Over the years, we have heard about billionaires like Bill Gates, Mark Zuckerberg, Jeff Bezos, Elon Musk and many others. We know about their creations, investments, and we have learnt about their success strategies in articles, videos and even audio tapes. Facebook’s Mark Zuckerberg, Tesla and SpaceX creator Elon Musk and Amazon founder Jeff Bezos turned their startup companies into successes – and made themselves billionaires in the process. Even in death, Steve Jobs’ innovation (Apple) still lives on – just recently, the new and improved iPhone was released.
However, we would like to bring it back home and know about the newest people to acquire wealth, all stars of technology who between them have a net worth of trillions of dollars. The list includes those named in Forbes wealth rankings and the Bloomberg Billionaires index and is only focused on those who made the bulk of their wealth in the past three years.
Nine men and women have been named as the second wave of company founders to join the tech billionaires club.
Jan Koum, CEO of WhatsApp; $9.7 billion
41-year old Jan Koum, CEO of WhatsApp, didn’t come from a wealthy family.

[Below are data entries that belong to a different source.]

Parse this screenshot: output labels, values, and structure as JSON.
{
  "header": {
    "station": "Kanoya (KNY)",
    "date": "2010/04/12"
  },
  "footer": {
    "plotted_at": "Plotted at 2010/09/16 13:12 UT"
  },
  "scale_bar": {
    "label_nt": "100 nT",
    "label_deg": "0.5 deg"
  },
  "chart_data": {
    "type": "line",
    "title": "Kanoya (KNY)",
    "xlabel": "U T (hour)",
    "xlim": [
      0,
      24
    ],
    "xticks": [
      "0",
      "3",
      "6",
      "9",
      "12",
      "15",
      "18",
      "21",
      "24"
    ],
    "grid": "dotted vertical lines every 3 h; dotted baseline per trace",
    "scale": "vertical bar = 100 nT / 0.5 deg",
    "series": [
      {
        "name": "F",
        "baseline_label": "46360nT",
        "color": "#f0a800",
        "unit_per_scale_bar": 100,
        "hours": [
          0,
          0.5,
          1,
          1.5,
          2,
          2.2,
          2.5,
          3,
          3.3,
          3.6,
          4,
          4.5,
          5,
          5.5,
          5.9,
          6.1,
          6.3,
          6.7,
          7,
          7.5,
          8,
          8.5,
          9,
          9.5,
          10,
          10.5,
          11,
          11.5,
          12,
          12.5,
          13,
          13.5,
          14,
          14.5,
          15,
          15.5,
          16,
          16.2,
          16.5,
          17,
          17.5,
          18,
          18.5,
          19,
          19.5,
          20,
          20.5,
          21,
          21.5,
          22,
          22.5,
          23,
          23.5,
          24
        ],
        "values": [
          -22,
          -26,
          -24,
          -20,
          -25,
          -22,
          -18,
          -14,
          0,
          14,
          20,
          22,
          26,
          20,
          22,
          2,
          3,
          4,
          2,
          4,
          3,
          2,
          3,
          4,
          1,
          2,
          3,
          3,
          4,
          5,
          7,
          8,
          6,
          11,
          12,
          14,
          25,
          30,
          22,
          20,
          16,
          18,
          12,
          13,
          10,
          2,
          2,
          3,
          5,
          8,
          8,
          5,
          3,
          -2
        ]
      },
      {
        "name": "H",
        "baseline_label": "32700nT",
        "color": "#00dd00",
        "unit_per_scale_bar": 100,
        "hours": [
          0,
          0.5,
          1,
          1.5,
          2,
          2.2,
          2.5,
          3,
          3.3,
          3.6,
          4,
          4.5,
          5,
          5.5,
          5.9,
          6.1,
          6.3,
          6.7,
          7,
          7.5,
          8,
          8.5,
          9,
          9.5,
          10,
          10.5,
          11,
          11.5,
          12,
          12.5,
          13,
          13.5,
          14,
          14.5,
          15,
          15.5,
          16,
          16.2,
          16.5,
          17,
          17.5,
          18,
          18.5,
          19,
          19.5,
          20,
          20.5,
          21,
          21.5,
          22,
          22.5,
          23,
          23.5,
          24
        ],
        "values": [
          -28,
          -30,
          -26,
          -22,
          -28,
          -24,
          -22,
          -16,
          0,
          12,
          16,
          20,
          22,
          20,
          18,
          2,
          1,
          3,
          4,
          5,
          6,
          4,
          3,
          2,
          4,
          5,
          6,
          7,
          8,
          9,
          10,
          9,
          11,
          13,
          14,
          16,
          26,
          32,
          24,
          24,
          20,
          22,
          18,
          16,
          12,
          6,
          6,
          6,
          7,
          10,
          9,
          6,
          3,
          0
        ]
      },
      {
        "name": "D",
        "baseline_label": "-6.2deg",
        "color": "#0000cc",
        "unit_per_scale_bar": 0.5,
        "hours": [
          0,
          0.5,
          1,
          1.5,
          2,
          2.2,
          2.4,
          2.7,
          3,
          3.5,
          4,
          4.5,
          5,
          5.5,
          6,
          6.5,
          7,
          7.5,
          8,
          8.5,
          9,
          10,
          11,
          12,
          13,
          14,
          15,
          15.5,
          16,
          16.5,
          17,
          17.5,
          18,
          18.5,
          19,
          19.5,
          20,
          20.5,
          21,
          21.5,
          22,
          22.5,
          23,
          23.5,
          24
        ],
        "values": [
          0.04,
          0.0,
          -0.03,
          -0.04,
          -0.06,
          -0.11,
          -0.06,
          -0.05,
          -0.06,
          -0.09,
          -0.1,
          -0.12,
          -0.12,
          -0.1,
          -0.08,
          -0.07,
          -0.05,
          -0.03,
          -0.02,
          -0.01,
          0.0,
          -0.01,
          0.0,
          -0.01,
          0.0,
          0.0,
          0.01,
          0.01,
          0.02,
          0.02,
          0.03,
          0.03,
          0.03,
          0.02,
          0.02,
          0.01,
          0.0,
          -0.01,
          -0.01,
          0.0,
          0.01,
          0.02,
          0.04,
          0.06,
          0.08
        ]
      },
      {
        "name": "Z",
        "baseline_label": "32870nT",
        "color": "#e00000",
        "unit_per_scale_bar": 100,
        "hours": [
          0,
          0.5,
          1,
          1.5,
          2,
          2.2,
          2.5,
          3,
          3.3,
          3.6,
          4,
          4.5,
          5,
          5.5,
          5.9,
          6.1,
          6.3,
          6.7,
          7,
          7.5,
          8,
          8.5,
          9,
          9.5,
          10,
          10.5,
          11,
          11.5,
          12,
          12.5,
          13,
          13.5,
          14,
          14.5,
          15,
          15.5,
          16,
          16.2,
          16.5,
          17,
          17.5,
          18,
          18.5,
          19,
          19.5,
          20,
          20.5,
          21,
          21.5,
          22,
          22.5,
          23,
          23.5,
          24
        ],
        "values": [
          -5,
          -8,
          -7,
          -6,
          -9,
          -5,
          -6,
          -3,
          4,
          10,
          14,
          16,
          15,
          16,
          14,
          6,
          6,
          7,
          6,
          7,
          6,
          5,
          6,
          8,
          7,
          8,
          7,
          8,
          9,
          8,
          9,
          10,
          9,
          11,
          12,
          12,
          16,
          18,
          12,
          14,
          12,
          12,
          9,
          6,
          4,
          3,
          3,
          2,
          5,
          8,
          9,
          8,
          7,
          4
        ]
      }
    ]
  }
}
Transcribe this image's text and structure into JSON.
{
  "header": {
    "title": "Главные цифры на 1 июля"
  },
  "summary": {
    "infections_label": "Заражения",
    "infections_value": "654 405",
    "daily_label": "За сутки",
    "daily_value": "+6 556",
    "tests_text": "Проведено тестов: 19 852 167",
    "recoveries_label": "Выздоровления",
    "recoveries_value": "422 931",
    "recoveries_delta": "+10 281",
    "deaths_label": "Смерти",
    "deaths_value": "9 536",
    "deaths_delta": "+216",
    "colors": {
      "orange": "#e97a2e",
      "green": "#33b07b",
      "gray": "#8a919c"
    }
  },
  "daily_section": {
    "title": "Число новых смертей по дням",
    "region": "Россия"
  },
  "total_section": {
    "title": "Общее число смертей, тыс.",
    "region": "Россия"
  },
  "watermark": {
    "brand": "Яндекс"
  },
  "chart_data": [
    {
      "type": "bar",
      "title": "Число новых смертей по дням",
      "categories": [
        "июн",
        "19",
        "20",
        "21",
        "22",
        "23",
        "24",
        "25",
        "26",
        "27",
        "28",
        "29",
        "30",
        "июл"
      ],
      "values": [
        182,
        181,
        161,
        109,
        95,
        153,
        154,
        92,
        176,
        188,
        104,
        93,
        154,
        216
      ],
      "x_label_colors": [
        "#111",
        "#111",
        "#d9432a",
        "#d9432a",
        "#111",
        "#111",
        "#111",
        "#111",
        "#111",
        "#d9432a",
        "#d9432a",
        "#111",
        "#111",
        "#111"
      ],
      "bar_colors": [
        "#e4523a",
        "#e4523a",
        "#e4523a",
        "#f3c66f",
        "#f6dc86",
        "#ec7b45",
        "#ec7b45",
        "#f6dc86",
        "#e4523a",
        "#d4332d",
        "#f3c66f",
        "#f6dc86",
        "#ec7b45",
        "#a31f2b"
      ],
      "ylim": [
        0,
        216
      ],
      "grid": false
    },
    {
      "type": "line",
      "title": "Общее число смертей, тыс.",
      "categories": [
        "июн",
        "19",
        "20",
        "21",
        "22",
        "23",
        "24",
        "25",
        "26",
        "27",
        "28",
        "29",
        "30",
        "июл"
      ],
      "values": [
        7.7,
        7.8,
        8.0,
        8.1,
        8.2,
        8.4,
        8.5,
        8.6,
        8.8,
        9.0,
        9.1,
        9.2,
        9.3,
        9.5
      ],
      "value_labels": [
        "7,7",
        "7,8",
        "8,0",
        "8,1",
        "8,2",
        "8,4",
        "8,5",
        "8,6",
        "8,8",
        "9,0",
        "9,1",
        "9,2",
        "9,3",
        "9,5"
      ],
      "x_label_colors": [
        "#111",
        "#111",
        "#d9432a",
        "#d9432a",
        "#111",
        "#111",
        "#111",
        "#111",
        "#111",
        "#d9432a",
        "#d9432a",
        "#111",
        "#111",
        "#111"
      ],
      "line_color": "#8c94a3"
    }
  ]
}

He moved to California from Ukraine at the age of 16 and taught himself computer tech in high school. He started his company, Whatsapp, after being rejected for a job he applied to at Facebook. The application has morphed since the past years, allowing people to text, video call and voice call, and share status messages. In 2014, Facebook offered a $22 billion bid for WhatsApp but it was declined. That couldn’t have been a better choice from WhatsApp
Brian Acton, co-founder of WhatsApp; $6.7 billion
Acton, 45-year old, co-founded WhatsApp with Koum after first meeting him while working for Yahoo. He left the company in September to start a non-profit that will be ‘at the intersection of nonprofit, technology, and communication,’ he announced on Facebook.
Rishi Shah, CEO of Outcome Health; $3.6 billion
Shah dropped out of Northwestern to launch his business. He set up a health technology firm, Outcome Health selling tablets and touchscreen devices to healthcare providers, which also helps doctors communicate easily with patients. In May, Outcome Health was valued at $5.6 billion, with Shah owning a cool 80 percent of the company.
Frank Wang, CEO of DJI Technology; $3.2 Billion
Wang started his company in his bedroom at Hong Kong University and was one of the first to market a ready-to-fly drone that actually flew, becoming Asia’s youngest tech billionaire in 2017. The 31-year-old created DJI Technology – a drone making company – in 2006, before drones became big business. DJI’s sales accounted for 70 percent of all consumer and commercial sales of drones last year, according to Goldman Sachs.
Adam Neumann, CEO of WeWork; $2.6 billion
Adam Neumann created work space provider WeWork when he moved to the US after serving as an officer in the Israeli army. The 38-year-old got the idea for WeWork while running his previous business, a baby clothing company, in Brooklyn. That was the basis of his coworking company, which now has offices in 40 cities across the US. WeWork was recently valued at $21 billion.
David Zalik, CEO of GreenSky; $2 billion
43-year old Zalik moved to Alabama from Israel when he was four and proved to be something of a protégé. He enrolled at Auburn University but left without graduating to start his first business, MicroTech, a computer assembly company. He started financial tech provider, GreenSky, which helps home improvement contractors, healthcare providers and other small businesses allow their customers to pay for their services on credit.
John and Patrick Collison, President and CEO of Stripe; $1.1 billion each
Irish siblings John, 27 and Patrick, 29, grew up in Ireland, teaching themselves to code at a young age. Patrick graduated from secondary school at 16 and then enrolled at MIT and John enrolled at Harvard. They both dropped out in 2009 to head to Silicon Valley to start what would become Stripe, an online payment processor. Today Stripe counts Lyft, Best Buy, and Google as customers. They are the youngest billionaires to make the list.
Lucy Peng, Executive Chair of Ant Financial; $1.14 billion
44-year-old Peng heads up mobile payments provider Ant Financial. She now serves as executive chair for the company – which was recently valued at $74.5 billion. She cracked the Forbes billionaire list in March this year.
Satoshi Nakamoto, Creator of Bitcoin
The enigma that is Satoshi Nakamoto – likely a pseudonym – means little is known about the bitcoin creator. He or she – it could be a group of people – has never been photographed and their identity has never been confirmed, while the net worth of the company has only ever been speculated. In 2013, bitcoin developer Sergio Lerner estimated that Nakamoto owned nearly $1 million worth of bitcoin. With bitcoin’s price having risen exponentially since then, Nakamoto could have a fortune in the millions or billions of dollars.
The stories of these people are really inspiring. While they don’t encourage you to drop out of school, it is worthy to note that, regardless of your background, your future is not defined by it.